What is `int \ 1/((1+tanx)^2+1) \ dx`?

Answer 1

`int \ 1/((1+tanx)^2+1) \ dx`
`\ \ \ \= 1/5 {ln(tan^2x+2tanx+2) + arctan(tanx+1)} + ln(tan^2x+1) - x} + C`

Explanation:

Let:

`I= int \ 1/((1+tanx)^2+1) \ dx`

Expanding the denominator gives:

`I = int \ 1/(1+2tanx+tan^2x+1) \ dx`
`\ \ = int \ 1/(tan^2x + 2tanx + 2) \ dx`

Because `d/dxtan^2x = sec^2x` and `sec^2x=tan^2x+1` then we can manipulate the integrand as follows::

`I = int \ 1/(tan^2x + 2tanx + 2) \ sec^2x/(1+tan^2x) \ dx`

Now we can simplify the integrand by using the substitution:

`t = tan x => (dt)/dx = sec^2x`

Which gives us:

`I = int \ 1/((t^2 + 2t + 2)(1+t^2)) \ dt`

Therefore we have transformed the integral into a simpler problem which can be solved by decomposing the new integrand into partial fraction. I will omit the partial fraction decomposition, bt the resulting expansion is:

`I = int \ (2t+3)/(5(t^2+2t+2)) - (2t-1)/(5(t^2+1)) \ dt`
`\ \ = 1/5 \ int \ (2t+3)/(t^2+2t+2) - (2t-1)/(t^2+1) \ dt \ \ ..... (star)`

Consider the first part of the integral `(star)`:

`int \ (2t+3)/(t^2+2t+2) \ dt = int \ (2t+2 + 1)/(t^2+2t+2) \ dt`
`" " = int \ (2t+2)/(t^2+2t+2) +1/(t^2+2t+2) \ dt`
`" " = int \ (2t+2)/(t^2+2t+2) +1/((t+1)^2+1) \ dt`
`" " = ln|t^2+2t+2| + arctan(t+1)`
`" " = ln(t^2+2t+2) + arctan(t+1)`

And for the second part of the integral `(star)`:

`int \ (2t-1)/(t^2+1) \ dt = int \ (2t)/(t^2+1) -1/(t^2+1) \ dt`
`" " = ln|t^2+1| - arctant`
`" " = ln(t^2+1) - arctant`

Note that in both cases the modulus signs can be removed as the logarithmic arguments are both positive.

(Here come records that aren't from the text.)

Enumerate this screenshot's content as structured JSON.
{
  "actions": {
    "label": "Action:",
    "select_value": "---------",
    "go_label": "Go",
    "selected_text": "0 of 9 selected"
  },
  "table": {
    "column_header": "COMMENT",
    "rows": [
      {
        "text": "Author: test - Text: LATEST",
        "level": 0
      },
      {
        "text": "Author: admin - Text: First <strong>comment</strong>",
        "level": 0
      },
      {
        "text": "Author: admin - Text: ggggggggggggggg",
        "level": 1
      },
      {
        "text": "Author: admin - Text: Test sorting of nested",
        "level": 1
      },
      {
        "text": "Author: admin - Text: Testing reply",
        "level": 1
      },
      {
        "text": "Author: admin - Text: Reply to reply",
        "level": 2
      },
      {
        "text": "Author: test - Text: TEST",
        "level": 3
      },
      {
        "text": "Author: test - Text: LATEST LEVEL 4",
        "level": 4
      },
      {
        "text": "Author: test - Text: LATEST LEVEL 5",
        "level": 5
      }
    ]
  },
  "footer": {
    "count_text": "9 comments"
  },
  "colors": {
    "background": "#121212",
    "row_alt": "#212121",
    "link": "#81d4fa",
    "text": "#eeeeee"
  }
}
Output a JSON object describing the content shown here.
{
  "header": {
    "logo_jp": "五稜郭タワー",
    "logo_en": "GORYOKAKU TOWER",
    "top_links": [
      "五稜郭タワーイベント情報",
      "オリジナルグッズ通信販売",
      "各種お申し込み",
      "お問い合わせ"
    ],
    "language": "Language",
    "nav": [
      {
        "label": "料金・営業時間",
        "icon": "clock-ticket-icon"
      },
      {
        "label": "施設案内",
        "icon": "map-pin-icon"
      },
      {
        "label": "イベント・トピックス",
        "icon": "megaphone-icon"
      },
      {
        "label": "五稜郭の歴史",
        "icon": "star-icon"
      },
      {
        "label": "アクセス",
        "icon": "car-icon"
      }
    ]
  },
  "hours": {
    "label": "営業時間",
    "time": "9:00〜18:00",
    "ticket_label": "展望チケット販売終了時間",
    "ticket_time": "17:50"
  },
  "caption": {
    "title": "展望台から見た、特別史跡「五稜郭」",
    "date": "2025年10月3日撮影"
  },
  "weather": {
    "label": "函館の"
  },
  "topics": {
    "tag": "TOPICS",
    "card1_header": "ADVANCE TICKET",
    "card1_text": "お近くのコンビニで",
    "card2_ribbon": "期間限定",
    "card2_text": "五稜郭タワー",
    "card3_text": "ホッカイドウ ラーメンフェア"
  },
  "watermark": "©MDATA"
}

Combining our results into `(star)` we get:

`I = 1/5 {ln(t^2+2t+2) + arctan(t+1)} + ln(t^2+1) - arctant} + C`

Restoring the substitution then gives s:

`I = 1/5 {ln(tan^2x+2tanx+2) + arctan(tanx+1)} + ln(tan^2x+1) - arctantanx} + C`

`\ \ = 1/5 {ln(tan^2x+2tanx+2) + arctan(tanx+1)} + ln(tan^2x+1) - x} + C`